(1.) Floods.
Floods have doubtless been always prevalent in New Zealand; with its peculiar geological formation and its abundant rainfall it could not be otherwise. But with the removal of the bush they have assumed a form unknown before, both in regard to their magnitude and their power of destruction.
In its virgin state—before it is invaded by cattle—the New Zealand bush forms a natural storage for rain-water, and supplies an effective safeguard against excessive floods. Even in the most torrential downpour a large proportion of the rain never reaches the ground. The dense canopy formed by the tops of the trees breaks up the heavy drops into a fine dew, part of which is at once absorbed by the foliage. Of the rest, some is caught by the epiphytes and parasitic plants that clothe the limbs and trunks, or by the ferns and mosses and seedling plants, and the thick coating of humus, the decayed logs, and fallen leaves that cover the floor, where it is held in suspension till evaporation takes place. And here it may be

remarked that in the regions in which there is the greatest amount of precipitation nature has provided, in the thick turfy mould, as well as in the denser growth of the ferns, mosses, &c., a proportionately greater vehicle for the absorption and retention of the moisture. A considerable quantity of the water soaks into the soil, to be taken up as it is required by the roots of the growing trees, or to filter down to supply the springs that feed the head-waters of the streams; while the remainder — but a small portion of what has left the clouds — trickles gently down to the nearest outlet.

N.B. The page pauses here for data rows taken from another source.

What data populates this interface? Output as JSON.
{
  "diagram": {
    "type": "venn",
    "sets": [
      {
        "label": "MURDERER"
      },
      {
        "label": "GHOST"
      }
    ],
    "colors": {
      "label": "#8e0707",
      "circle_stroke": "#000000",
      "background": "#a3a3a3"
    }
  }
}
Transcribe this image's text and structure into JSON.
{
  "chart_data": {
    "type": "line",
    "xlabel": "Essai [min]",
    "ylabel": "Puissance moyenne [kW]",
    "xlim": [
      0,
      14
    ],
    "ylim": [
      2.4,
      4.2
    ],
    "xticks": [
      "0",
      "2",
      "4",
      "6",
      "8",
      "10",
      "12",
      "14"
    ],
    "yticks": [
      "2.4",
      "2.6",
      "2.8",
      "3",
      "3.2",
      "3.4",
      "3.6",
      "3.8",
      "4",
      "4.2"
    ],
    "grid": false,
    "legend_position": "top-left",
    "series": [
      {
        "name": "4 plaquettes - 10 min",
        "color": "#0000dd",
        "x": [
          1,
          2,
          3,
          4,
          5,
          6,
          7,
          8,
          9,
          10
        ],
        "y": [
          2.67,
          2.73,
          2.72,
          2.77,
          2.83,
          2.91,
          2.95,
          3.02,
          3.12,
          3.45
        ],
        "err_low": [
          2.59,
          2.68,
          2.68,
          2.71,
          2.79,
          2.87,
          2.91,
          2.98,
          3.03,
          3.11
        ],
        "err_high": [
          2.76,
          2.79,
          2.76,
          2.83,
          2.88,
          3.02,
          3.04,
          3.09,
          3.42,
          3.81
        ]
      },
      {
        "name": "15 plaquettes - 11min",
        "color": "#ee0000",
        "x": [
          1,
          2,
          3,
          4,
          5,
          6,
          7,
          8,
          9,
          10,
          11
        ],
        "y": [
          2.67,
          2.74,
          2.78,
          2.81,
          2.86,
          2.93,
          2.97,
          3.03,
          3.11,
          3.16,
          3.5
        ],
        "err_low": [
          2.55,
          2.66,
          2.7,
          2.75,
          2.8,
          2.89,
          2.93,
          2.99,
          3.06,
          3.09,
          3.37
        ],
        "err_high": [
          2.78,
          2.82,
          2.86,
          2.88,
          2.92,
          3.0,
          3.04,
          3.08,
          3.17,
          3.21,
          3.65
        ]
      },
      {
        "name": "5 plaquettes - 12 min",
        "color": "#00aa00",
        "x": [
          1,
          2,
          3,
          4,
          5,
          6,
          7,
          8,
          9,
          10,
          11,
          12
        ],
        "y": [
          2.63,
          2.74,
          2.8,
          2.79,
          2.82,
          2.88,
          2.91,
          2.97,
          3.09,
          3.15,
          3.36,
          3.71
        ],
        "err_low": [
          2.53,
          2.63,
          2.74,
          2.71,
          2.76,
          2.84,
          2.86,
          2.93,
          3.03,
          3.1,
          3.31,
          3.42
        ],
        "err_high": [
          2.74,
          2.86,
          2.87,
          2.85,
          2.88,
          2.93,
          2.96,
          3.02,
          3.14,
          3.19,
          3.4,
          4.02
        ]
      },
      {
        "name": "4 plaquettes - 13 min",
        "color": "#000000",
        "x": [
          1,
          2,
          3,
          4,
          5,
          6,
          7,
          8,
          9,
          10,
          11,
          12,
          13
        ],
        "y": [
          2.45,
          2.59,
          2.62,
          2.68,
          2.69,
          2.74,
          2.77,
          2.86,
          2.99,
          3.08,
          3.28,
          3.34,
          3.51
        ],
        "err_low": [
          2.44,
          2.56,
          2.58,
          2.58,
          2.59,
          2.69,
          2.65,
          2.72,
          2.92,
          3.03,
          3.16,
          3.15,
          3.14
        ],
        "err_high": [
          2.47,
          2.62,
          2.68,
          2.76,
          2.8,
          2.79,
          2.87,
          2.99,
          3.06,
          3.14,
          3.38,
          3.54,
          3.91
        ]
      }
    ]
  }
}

The removal of the forest quickly changes all these conditions. The first thing to happen is the erosion of the surface. No longer held back by the vegetable growth, the storm-water flows off the hillside like rain off the roof of a house, carrying away the ashes of the burnt timber with what is left of the rotted humus, channelling the lighter soil with frequent watercuts, and bodily removing the most fertile portions. Then, as the network of roots decay, landslips occur in the steeper places—it is not unusual for a whole hillside to slide away into a gully—when the débris will be swept down, scouring the bed and sides of the creek, and covering the land below with a deposit of rocks and clay. When the ground affected forms part of a mountain district of large area, in which the creeks have a long course and several branching confluents, it often happens that the débris from a side creek or blind gully will form a temporary dam in the bed of the main stream. If this occur while heavy rain is still falling, a lake is immediately formed by the water from the hills above; and before long the obstruction carries away, when all the mineral detritus, together with the wreck of the ruined forest, is borne down by the foaming torrent to spread destruction below. Just such a catastrophe occurred among the Tokatea Ranges in 1882, when every bridge in Coromandel was carried away and kauri logs were stranded in the main street.
The most destructive floods occur when the water from an elevated region has to traverse a level country before reaching the sea, and the longer the course the greater is the damage. The floods which inundated the City of Paris in December last year (1909) are a case in point. The water was supplied by the unseasonable melting of the snow on the lofty plateau of Langres, where the River Seine takes its rise; but the fact that much of the plateau had been recently cleared of forest caused the water to run down much more quickly than it would otherwise have done, when the winding channel through the level country was unable to carry it off.
An instance more familiar to most of us is that of the great floods that took place in the Hawke's Bay and Palmerston districts in 1893, and again two or three years later. Phenomenally heavy rains had fallen along the watershed inland and down to Cook Strait. Every creek and river was flooded to an unusual height, and where, as in the Hawke's Bay District, a wide extent of level country intervened between the hills and the sea the same thing occurred as that which happened in the valley of the Seine. Rivers left their beds and cut new channels through the plains; from Napier to Wanganui roads and railways were cut through, and bridges and culverts were swept away; stock was drowned; and farms and townships were laid under water. People said that the height of the flood was unprecedented. Possibly it was; but there is no doubt that the ununusual height was in a great measure due to the increasing extent of clearing on the high lands where the rivers have their origin.

As time goes on, phenomenal floods will occur again, and former records will be beaten; for as the hills become more denuded the floods will become proportionately more destructive. It would be wise, therefore, for the Napier people to take warning from past experience, and make more ample provision for the egress of the water from the lagoon into which several large rivers discharge themselves, as it is quite within the bounds of possibility that it may cut its way through the lower portion of the township, or perhaps carry away the harbour-works at the Spit.